Why Are You Revolving The World Around You?

A quiet letter to those who forget how insecurities pull us into our own center of gravity, and how in that tilt, any form of excess, either ego or its absence, becomes its own quiet form of starvation.

Why Are You Revolving The World Around You?

Ego.

The only ingredient in your life that poisons everyone around you first, and then slowly turns its bitterness inward. Not the ego that protects Self Respect, but that Ego which doesn't let you apologize for your mistakes, that Ego which pushes you to rewrite the story until you look flawless, or yet that Ego through which you give yourself the permission to gaslight others just to avoid confronting what hurts inside.

Everyone has insecurities.

But when accepting them becomes too painful, when hiding them becomes your primary mission, that's when the trouble begins. When instead of working on yourself, you prefer pulling others down. When instead of teaming up, you start obsessively finding "i" in your team. That, for me, is an egotistic life.

On the flip side, people pleasing isn't good either.

You still have insecurities, only now you hide them by pleasing others instead of pulling them down. And in some cases, the results still end up looking the same. The urge to be liked, the fear of rejection, the disappointment when you do not receive the returns you seek, you still end up bitter, isolated, and turned against yourself.

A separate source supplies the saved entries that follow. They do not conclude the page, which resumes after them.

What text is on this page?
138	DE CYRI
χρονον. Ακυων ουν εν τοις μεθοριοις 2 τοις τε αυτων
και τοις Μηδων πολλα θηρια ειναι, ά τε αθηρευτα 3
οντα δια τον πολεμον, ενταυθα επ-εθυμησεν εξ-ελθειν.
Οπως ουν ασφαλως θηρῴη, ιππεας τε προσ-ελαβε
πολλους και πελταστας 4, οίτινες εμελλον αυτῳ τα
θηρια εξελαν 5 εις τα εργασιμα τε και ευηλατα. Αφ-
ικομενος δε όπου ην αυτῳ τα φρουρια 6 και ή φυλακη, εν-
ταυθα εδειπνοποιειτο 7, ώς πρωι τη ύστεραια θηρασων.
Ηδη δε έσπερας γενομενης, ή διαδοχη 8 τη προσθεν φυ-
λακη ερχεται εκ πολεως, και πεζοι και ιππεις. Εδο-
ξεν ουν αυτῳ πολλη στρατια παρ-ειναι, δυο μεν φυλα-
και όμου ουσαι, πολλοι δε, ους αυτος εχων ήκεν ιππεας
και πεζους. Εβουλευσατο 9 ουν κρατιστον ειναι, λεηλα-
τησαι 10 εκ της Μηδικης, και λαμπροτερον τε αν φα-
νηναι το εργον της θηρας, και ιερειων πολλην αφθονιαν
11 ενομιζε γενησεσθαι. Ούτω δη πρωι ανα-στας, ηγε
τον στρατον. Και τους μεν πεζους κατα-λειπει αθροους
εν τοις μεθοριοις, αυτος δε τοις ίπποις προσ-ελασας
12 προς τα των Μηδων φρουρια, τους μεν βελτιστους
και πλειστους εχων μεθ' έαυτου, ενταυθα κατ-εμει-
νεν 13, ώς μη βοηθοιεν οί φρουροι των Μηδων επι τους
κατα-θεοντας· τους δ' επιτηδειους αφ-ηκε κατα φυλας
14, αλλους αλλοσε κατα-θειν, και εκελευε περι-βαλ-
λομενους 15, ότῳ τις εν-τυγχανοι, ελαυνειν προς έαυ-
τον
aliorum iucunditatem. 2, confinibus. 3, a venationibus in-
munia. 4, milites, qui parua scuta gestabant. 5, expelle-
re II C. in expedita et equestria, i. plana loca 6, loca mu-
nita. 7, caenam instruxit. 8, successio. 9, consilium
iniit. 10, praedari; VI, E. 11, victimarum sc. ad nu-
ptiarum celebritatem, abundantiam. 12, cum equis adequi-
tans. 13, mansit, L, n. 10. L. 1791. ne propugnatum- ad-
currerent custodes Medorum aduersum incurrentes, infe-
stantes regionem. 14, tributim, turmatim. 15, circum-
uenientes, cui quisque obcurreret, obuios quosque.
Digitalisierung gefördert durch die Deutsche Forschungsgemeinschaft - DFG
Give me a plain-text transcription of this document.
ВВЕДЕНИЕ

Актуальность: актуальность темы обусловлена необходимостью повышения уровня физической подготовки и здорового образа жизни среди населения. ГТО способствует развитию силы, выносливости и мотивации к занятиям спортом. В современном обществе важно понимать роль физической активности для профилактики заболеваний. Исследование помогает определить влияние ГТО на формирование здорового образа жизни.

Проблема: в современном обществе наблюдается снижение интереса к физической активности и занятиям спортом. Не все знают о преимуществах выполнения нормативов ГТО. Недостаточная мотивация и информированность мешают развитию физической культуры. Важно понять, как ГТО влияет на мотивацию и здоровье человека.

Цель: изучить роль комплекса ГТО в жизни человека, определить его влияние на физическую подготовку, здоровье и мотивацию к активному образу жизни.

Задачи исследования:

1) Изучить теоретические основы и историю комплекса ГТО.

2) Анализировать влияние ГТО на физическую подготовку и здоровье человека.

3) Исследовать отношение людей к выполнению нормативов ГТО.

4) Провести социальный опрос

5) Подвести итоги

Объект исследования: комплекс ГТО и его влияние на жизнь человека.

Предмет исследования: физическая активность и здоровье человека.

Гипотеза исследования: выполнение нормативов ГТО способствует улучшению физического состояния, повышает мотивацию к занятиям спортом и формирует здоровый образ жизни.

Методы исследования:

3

For me, both are tragic ways to live.

Excess of everything is harmful. When insulin is too high, the body has plenty of energy but cannot use it, cells experience starvation despite abundance. When hunger is extreme, there is simply no energy to give and cells starve because there is nothing there. Two opposite causes, one identical result: deprivation. The same holds for the psyche. Excessive ego or excessive lack of ego, both starve the self. One traps your worth behind walls of pride, the other drains it through absence.

So the middle ground is obviously, well, in the middle.

And the ability to step back, notice your own patterns and reflect on who you are becoming, is the closest thing we have to a reset button.